5. Actually for societies-in-practice I have to back off that "rational founded", and retreat to "underdetermined". See-also the link to the ACX review below. And then I should emphasise more his "Western morality is narrower" as a virtue. So the project to found morality rationally is good, taken together with that leading to less things being covered by the moral domain, and that being a sign of, in the absence of a better word, a more advanced civilisation.

6. See my review of The Foundations of Morality.
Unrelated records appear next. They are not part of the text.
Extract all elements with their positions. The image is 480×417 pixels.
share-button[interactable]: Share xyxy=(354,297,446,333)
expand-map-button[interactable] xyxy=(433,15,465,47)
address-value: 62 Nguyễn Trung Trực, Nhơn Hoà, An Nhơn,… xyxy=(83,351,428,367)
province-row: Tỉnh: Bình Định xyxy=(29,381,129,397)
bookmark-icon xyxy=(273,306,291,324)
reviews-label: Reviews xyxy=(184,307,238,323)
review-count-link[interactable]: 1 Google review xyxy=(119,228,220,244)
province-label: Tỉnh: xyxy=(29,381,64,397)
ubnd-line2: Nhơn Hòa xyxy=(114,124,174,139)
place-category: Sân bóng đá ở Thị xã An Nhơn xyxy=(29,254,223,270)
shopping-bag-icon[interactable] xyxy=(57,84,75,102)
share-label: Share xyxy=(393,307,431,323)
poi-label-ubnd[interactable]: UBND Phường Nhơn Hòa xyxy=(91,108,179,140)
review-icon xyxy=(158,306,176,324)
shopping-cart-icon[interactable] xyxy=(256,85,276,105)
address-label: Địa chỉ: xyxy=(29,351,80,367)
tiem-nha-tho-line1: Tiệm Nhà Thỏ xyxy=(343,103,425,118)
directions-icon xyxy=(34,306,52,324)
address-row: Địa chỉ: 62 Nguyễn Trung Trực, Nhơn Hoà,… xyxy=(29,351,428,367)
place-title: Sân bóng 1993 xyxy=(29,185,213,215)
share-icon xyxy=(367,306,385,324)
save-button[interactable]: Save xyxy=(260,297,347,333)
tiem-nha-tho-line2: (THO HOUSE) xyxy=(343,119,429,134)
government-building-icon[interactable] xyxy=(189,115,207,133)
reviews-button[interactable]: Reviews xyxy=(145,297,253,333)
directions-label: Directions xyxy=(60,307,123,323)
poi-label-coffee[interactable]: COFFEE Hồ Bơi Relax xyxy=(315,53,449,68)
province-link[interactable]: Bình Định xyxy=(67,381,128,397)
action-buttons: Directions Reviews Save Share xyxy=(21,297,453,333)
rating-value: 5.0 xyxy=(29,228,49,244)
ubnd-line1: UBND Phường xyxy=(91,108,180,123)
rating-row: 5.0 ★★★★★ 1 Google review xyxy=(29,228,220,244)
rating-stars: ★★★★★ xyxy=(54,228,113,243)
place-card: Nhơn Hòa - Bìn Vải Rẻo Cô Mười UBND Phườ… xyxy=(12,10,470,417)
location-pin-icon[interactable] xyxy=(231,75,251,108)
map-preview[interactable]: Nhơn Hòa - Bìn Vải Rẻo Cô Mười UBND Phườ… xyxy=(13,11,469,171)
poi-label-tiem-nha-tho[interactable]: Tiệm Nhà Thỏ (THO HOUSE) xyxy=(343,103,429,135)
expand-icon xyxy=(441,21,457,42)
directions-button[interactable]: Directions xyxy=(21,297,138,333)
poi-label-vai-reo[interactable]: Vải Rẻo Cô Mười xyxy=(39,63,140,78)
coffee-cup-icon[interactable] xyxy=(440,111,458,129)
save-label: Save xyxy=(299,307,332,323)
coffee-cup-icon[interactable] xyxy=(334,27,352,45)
7. Since this is my post for "altruism" as seen by web search, I'll put this here: Crémieux asks "You must take a pill: If >50% pick blue, everyone lives. If not, red pills live and blue pills die. What do you choose? The answer is red: if everyone does that, everyone lives. Only false-altruists take the blue; although on his poll, that's about 40% dead, which is sad. The follow up is "...5% of the pills are mislabeled. Factor this in if need be", In this case I thik the answer is blue: taking red is no longer a safe choice even for the selfish, and if everyone thinks clearly, they should choose ble and everyone lives.


Refs


* Reviewed at ACX, 2022: says some things worth reading; but seems all rather off the point to my mind; rather focussed on (a) socialism (why?) and (b) Trump as a counter-example; I think incorrectly. The point missed is not that Haidt can explain people's political opinions; rather that we should expect people to have different opinions, because morality is underdetermined by fundamentals and people fill the gap with local/group norms.
* Political self-government depends on moral self-government - via CH.